Berlin (taz) – Wie erst gestern bekannt wurde, verprügelten am 29. Juli einige hundert Arbeiter des im Bau befindlichen russischen Atomkraftwerks Rostow eine Gruppe internationaler Umweltaktivisten. Sie hatten seit vergangener Woche die Haupteinfahrt der Atombaustelle blockiert. Mit Gehirnerschütterungen, Nasenbein- und Armbrüchen mußten zehn osteuropäische Aktivisten ins Krankenhaus eingeliefert werden. Das AKW steht im Ort Wolgodonsk bei Rostow. Zwei Reaktoren des Typs WWER sollen dort einmal jeweils 1.000 Megawatt Strom erzeugen.

Nachdem drei anwesende Polizisten bei der Prügelaktion nicht eingriffen, brannten die Arbeiter unbehelligt sieben der zehn aufgeschlagenen Zelte des Blockadecamps nieder, zerschlugen Kameras der Campteilnehmer und rissen die Filme heraus.
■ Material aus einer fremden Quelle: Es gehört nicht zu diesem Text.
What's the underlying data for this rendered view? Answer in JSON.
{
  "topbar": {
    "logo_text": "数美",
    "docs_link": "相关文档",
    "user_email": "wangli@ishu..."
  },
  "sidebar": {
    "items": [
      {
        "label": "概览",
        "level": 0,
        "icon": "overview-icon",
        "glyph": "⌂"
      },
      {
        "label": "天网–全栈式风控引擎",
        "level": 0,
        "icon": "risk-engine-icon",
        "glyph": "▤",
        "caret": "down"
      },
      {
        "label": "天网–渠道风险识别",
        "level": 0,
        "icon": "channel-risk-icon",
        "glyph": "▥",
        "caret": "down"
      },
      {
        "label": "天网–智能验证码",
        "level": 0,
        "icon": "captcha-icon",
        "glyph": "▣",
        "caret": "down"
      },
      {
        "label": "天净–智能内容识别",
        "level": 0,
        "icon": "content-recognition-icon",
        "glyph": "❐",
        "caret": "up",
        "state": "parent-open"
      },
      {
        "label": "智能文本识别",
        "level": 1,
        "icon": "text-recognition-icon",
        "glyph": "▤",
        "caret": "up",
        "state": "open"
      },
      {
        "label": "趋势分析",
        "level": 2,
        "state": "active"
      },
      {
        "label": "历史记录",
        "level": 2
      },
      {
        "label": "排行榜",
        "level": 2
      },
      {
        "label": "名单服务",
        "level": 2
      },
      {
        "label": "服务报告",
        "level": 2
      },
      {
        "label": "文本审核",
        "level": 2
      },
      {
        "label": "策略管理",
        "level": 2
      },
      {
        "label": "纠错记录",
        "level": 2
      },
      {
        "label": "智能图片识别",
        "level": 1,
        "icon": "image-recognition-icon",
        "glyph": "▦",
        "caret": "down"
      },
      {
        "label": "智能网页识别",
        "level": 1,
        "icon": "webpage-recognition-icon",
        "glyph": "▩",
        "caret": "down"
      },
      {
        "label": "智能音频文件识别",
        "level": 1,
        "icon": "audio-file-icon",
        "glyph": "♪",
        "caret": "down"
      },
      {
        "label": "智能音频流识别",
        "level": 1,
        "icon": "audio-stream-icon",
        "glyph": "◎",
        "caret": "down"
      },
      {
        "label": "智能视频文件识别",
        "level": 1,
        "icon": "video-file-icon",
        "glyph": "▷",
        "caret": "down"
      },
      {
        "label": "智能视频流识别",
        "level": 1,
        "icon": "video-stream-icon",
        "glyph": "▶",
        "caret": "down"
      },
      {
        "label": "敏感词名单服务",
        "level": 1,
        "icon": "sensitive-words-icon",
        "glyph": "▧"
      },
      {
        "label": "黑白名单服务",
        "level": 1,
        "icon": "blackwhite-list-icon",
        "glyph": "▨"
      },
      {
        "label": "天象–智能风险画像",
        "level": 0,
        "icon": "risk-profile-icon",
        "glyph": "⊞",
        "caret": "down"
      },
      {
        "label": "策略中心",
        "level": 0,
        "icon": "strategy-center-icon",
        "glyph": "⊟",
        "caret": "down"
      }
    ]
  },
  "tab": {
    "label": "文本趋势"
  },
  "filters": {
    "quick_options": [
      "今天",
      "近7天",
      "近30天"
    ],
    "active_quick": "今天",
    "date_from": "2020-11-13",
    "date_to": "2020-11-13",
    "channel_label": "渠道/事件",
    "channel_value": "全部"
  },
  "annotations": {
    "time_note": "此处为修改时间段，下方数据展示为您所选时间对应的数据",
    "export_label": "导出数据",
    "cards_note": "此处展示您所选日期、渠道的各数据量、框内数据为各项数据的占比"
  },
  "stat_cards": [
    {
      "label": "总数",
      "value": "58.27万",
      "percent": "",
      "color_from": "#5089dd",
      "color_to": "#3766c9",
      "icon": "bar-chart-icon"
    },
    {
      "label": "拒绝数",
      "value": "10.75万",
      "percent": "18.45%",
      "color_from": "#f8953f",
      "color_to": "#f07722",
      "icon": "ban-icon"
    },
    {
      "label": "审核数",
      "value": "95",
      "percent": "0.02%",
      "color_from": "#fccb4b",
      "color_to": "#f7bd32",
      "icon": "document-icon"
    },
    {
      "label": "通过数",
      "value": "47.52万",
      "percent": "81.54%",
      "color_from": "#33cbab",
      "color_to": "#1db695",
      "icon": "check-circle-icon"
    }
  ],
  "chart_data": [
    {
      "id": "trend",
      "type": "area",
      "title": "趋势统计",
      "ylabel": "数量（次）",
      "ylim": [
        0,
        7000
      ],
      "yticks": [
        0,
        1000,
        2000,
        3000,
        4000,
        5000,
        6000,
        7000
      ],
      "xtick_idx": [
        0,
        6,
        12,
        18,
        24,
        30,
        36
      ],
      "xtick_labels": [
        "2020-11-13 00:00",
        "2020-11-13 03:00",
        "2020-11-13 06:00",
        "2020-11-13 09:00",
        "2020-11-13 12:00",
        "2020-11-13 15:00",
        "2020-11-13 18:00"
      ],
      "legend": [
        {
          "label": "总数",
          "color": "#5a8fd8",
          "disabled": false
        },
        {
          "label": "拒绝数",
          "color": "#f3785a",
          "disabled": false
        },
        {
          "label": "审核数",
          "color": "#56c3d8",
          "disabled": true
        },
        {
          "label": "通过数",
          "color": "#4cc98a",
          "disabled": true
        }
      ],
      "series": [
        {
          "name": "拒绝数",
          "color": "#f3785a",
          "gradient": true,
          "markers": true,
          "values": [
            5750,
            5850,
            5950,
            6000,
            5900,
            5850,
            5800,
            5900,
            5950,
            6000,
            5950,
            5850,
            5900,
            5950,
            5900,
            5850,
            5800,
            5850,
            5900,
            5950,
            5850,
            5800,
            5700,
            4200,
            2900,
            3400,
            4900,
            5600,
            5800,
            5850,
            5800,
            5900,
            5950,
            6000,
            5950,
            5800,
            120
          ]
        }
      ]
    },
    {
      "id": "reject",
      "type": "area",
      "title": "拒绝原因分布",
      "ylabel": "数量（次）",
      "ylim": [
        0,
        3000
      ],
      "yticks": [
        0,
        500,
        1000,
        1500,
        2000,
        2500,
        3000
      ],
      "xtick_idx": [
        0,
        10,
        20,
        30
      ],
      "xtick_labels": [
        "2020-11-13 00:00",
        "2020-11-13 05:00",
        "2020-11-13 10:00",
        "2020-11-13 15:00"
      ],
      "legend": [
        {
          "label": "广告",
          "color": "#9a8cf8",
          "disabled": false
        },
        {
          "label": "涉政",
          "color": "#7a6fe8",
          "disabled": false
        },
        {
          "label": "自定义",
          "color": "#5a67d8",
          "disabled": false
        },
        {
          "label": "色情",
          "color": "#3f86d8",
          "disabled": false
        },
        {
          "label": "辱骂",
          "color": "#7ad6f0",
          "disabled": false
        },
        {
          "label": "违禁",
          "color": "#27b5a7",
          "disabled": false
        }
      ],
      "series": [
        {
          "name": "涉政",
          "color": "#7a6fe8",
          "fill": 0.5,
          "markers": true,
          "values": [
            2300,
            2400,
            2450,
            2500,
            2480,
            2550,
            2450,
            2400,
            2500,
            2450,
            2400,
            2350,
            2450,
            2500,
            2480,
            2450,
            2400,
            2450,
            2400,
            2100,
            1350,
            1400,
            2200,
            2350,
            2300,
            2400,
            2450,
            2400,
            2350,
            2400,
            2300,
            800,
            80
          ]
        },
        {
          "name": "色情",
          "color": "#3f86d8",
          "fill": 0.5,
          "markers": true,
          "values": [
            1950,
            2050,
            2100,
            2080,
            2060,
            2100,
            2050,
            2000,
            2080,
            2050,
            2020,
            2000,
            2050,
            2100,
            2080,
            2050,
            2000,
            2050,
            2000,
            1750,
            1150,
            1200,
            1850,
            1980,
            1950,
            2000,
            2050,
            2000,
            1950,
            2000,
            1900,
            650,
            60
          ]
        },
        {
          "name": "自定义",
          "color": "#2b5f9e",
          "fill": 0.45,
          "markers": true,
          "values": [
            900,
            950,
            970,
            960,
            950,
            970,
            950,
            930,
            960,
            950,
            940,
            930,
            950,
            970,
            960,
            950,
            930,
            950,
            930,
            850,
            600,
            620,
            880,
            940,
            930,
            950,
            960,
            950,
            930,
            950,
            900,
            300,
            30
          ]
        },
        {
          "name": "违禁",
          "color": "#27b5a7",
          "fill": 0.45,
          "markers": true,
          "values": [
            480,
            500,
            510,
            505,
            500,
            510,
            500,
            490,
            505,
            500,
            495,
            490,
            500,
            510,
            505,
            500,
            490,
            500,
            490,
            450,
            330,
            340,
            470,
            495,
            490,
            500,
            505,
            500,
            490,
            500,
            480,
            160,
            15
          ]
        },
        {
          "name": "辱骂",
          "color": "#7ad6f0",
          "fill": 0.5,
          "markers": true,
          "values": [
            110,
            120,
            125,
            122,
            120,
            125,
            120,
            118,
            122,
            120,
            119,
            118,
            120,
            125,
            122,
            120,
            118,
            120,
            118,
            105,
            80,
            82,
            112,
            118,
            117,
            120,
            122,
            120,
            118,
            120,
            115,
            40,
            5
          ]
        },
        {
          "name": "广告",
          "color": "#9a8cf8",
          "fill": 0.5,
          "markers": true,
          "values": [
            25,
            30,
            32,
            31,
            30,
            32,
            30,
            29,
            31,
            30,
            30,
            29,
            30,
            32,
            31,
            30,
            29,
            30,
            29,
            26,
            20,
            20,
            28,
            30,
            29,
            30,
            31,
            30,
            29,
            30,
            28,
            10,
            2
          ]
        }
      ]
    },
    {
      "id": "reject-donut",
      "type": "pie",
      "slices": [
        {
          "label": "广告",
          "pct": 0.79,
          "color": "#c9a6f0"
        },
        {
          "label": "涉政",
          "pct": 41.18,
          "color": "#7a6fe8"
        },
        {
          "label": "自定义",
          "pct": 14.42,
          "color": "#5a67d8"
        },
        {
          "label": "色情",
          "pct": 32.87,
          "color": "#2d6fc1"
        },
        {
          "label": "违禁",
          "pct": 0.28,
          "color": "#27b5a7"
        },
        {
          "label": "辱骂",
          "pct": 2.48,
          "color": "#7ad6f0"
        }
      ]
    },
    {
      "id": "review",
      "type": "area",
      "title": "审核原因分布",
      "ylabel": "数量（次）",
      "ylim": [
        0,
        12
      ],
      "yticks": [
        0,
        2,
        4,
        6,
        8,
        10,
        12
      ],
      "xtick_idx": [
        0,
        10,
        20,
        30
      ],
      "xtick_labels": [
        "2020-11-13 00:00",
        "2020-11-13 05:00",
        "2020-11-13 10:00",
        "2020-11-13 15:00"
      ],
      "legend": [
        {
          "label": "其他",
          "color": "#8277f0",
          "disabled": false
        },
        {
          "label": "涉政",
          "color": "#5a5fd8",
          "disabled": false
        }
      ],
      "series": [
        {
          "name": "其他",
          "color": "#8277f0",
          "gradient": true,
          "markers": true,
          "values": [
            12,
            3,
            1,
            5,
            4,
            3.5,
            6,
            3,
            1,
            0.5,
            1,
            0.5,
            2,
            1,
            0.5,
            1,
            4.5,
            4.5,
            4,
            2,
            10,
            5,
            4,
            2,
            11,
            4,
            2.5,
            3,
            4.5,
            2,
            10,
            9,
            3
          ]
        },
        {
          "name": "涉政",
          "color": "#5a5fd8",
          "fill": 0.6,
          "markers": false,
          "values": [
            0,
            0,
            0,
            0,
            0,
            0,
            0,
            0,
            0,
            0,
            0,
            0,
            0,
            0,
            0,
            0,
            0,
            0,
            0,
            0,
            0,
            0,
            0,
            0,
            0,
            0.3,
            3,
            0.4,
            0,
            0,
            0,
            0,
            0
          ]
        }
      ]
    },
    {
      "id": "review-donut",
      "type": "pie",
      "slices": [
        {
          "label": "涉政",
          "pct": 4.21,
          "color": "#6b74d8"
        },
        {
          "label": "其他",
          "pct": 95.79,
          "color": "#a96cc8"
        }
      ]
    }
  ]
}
Die Stadtverwaltung und der Polizeichef des nahe gelegenen Wolgadonsk hatten bereits tags zuvor erklärt, daß sie über die Pläne der AKW-Arbeiter – die mehrheitlich in Wolgadonsk leben – informiert seien, ein Eingreifen aber nicht möglich sei.

Die Organisatoren des Camps mit dem Namen „Wächter des Regenbogens“, englisch „Rainbow Keepers“, äußerten sich wütend über das „brutale und blutige Niederschlagen passiven Widerstandes“. Sie unterstellten der Stadtverwaltung, die Gewaltaktion initiiert zu haben. Ähnlich wie bei der kürzlich beendeten AKW-Blockade im tschechischen Temelin hatten die Atomgegner versucht, eine „lebende Kette“ aus Menschen und betongefüllten Fässern zu bilden. Unter den rund siebzig Campteilnehmern befanden sich auch zehn deutsche Aktivisten.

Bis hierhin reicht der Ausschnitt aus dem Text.